MANCHESTER, N.H. (AP) -- The Republican House chairman spearheading investigations of President Barack Obama's administration urged his party Tuesday to unite against Obama's "imperial presidency."
During a two-day tour of politically important New Hampshire, Rep. Darrell Issa of California said he is not running for president, despite the setting in the nation's traditional first-in-the-nation presidential primary state. But he questioned the leadership abilities of the Democratic favorite in the 2016 race, former Secretary of State Hillary Rodham Clinton.
"I came here hoping to change the debate for those who do run for president," Issa said in a speech at St. Anselm College.
Subjects he hopes will come up ahead of the 2016 election include Obama administration controversies Issa has examined as chairman of the House Oversight and Government Reform Committee: The troubled rollout of Obama's signature health care law. The Internal Revenue Service's scrutiny of politically active groups. And the 2012 attack on the U.S. diplomatic compound in Benghazi, Libya that killed four Americans, during Clinton's tenure as Obama's chief diplomat.
"I believe this president is dangerous to our Democracy," Issa said, stopping short of endorsing outright impeachment, when asked.
Much of Issa's appeal was aimed at the Republican base of voters, which include populist tea partyers that helped the GOP grab control of the House in the 2010 elections. He challenged fellow Republicans to abandon government-centered solutions to problems, but directed his most pointed remarks at Obama and Clinton, the overwhelming Democratic favorite should she seek the presidency.
Democrats complain that the continued focus on the Benghazi attack, in particular, is a political stunt designed to weaken Clinton should she run for president.

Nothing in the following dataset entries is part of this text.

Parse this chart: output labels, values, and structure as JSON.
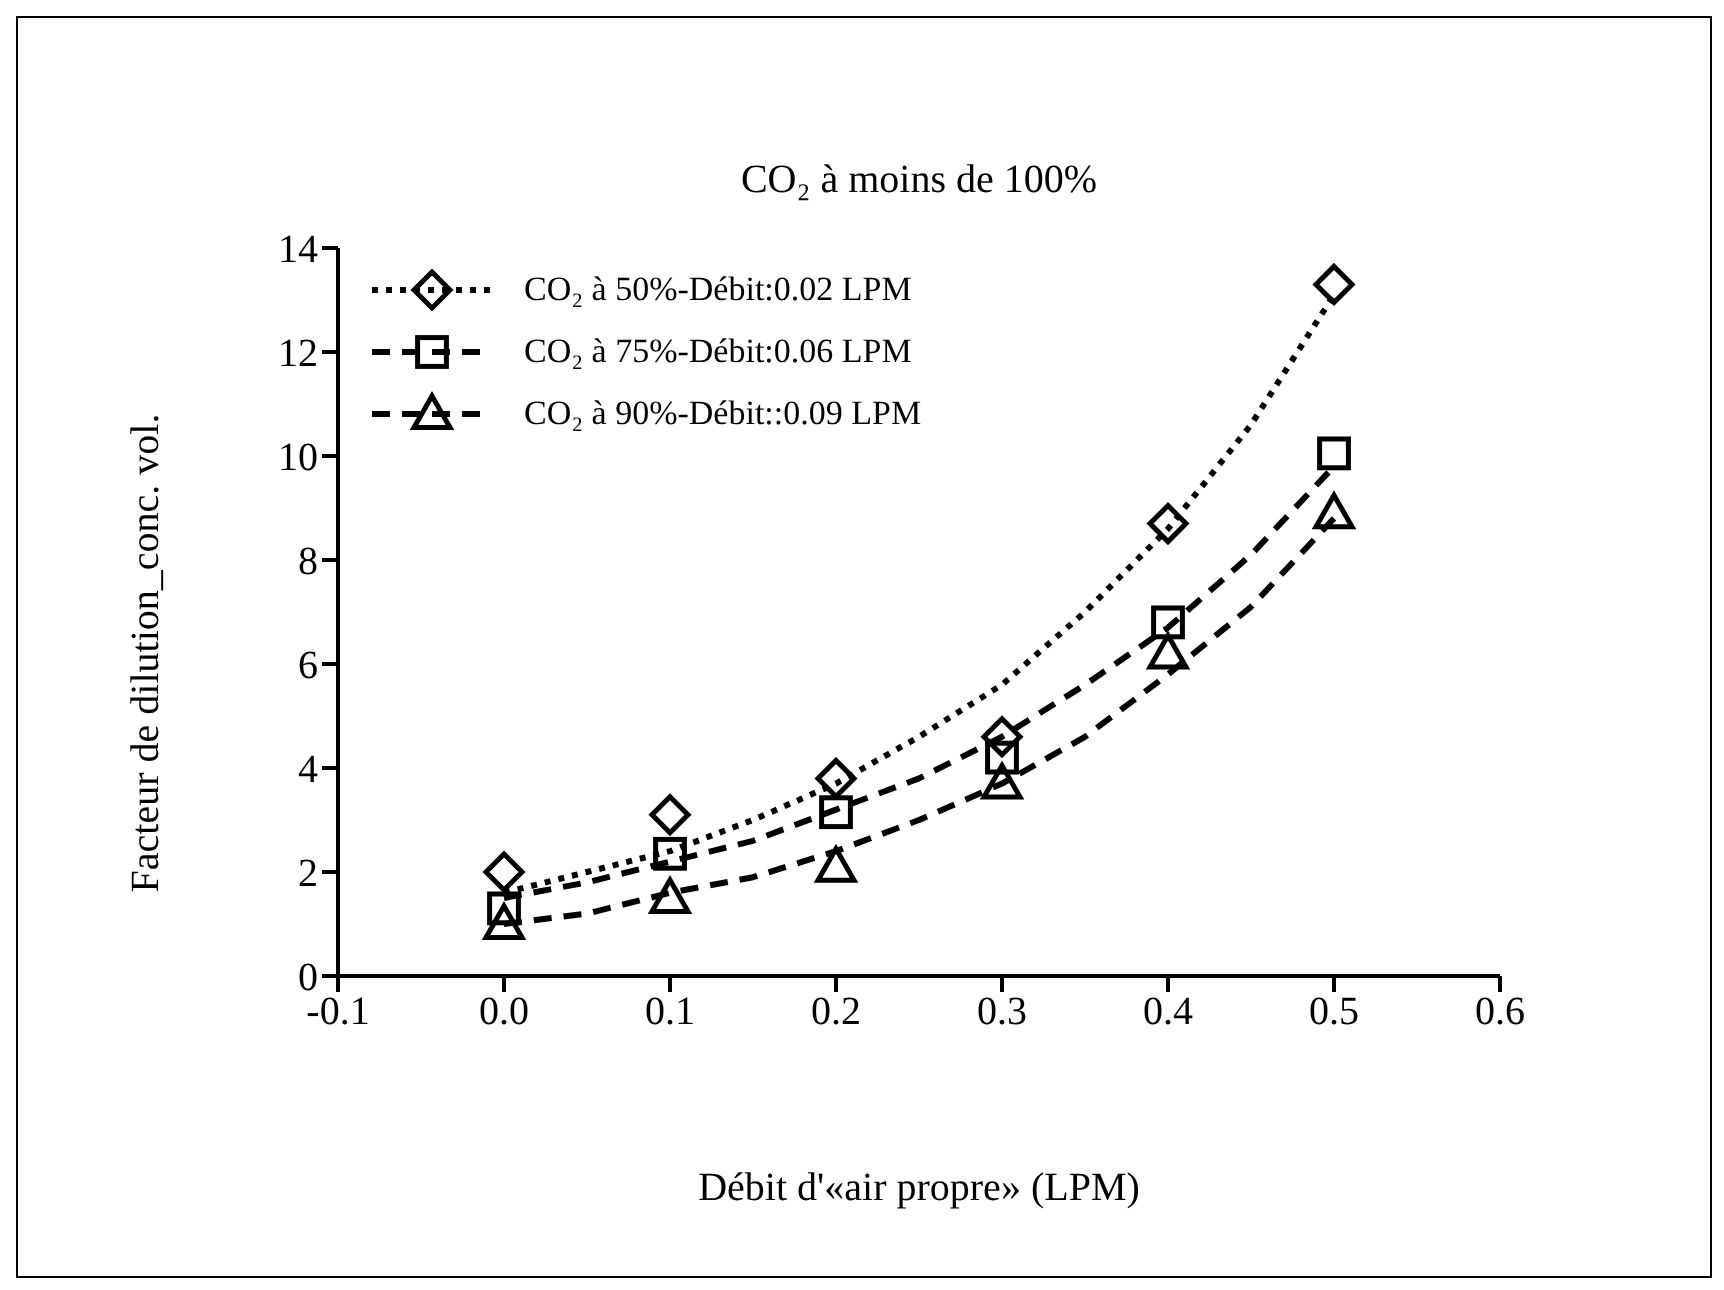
{
  "chart_data": {
    "type": "scatter",
    "title": "CO₂ à moins de 100%",
    "xlabel": "Débit d'«air propre» (LPM)",
    "ylabel": "Facteur de dilution_conc. vol.",
    "xlim": [
      -0.1,
      0.6
    ],
    "xticks": [
      -0.1,
      {
        "value": 0,
        "label": "0.0"
      },
      0.1,
      0.2,
      0.3,
      0.4,
      0.5,
      0.6
    ],
    "ylim": [
      0,
      14
    ],
    "yticks": [
      0,
      2,
      4,
      6,
      8,
      10,
      12,
      14
    ],
    "grid": false,
    "legend": "top left",
    "series": [
      {
        "name": "CO₂ à 50%-Débit:0.02 LPM",
        "marker": "diamond",
        "color": "#000000",
        "x": [
          0,
          0.1,
          0.2,
          0.3,
          0.4,
          0.5
        ],
        "values": [
          2.0,
          3.1,
          3.8,
          4.6,
          8.7,
          13.3
        ]
      },
      {
        "name": "CO₂ à 75%-Débit:0.06 LPM",
        "marker": "square",
        "color": "#000000",
        "x": [
          0,
          0.1,
          0.2,
          0.3,
          0.4,
          0.5
        ],
        "values": [
          1.3,
          2.35,
          3.15,
          4.2,
          6.8,
          10.05
        ]
      },
      {
        "name": "CO₂ à 90%-Débit::0.09 LPM",
        "marker": "triangle",
        "color": "#000000",
        "x": [
          0,
          0.1,
          0.2,
          0.3,
          0.4,
          0.5
        ],
        "values": [
          1.0,
          1.5,
          2.1,
          3.7,
          6.2,
          8.9
        ]
      },
      {
        "type": "line",
        "marker": "none",
        "line_style": "dotted",
        "color": "#000000",
        "x": [
          0,
          0.05,
          0.1,
          0.15,
          0.2,
          0.25,
          0.3,
          0.35,
          0.4,
          0.45,
          0.5
        ],
        "values": [
          1.6,
          2.0,
          2.4,
          3.0,
          3.7,
          4.6,
          5.6,
          7.0,
          8.6,
          10.6,
          13.1
        ]
      },
      {
        "type": "line",
        "marker": "none",
        "line_style": "dashed",
        "color": "#000000",
        "x": [
          0,
          0.05,
          0.1,
          0.15,
          0.2,
          0.25,
          0.3,
          0.35,
          0.4,
          0.45,
          0.5
        ],
        "values": [
          1.5,
          1.8,
          2.2,
          2.6,
          3.2,
          3.8,
          4.6,
          5.6,
          6.7,
          8.1,
          9.8
        ]
      },
      {
        "type": "line",
        "marker": "none",
        "line_style": "dashed",
        "color": "#000000",
        "x": [
          0,
          0.05,
          0.1,
          0.15,
          0.2,
          0.25,
          0.3,
          0.35,
          0.4,
          0.45,
          0.5
        ],
        "values": [
          1.0,
          1.2,
          1.6,
          1.9,
          2.4,
          3.0,
          3.7,
          4.6,
          5.8,
          7.1,
          8.8
        ]
      }
    ]
  }
}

Issa said that Clinton and former Secretary of Defense Leon Panetta were accountable as the "top two informed individuals who were awake."

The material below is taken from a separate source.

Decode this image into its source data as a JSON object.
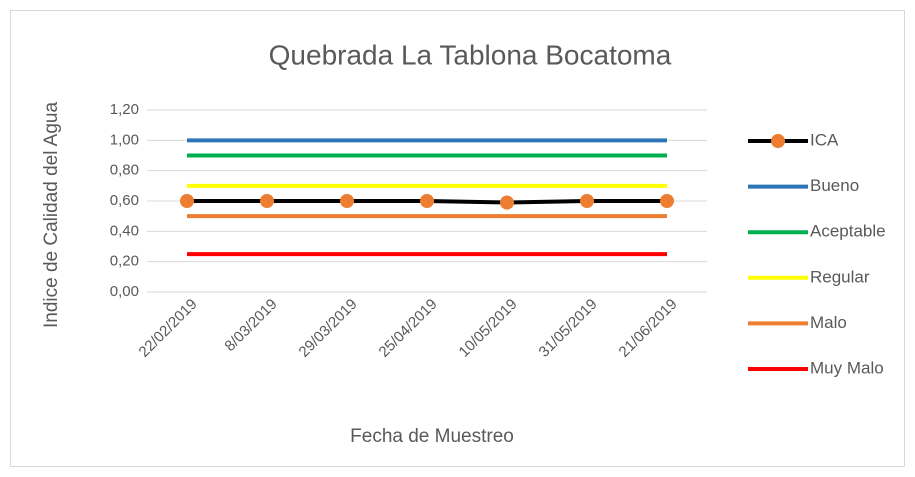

"They didn't react," he said, adding later, "We need to find out from Secretary Clinton, why in the world you wouldn't have insisted that (security forces) be moving and providing support."
The remarks come as the New Hampshire primary campaign season approaches.
Wisconsin Rep. Paul Ryan, the GOP's 2012 vice presidential candidate, was scheduled to visit the state Tuesday evening. Louisiana Gov. Bobby Jindal and 2012 contender Rick Santorum have agreed to March appearances, while other Republicans such as Kentucky Sen. Rand Paul already have traveled to New Hampshire in recent months.
Issa, a former businessman, offered a warning for prospective Republican candidates.
"For too long, the Republican Party has been about Republican ideas of bigger government versus Democratic ideas of bigger government," he said Monday night, suggesting Republicans use "shame" if necessary to get other Republicans in line. "Republicans have to stop talking about new solutions that come with new government programs," he said.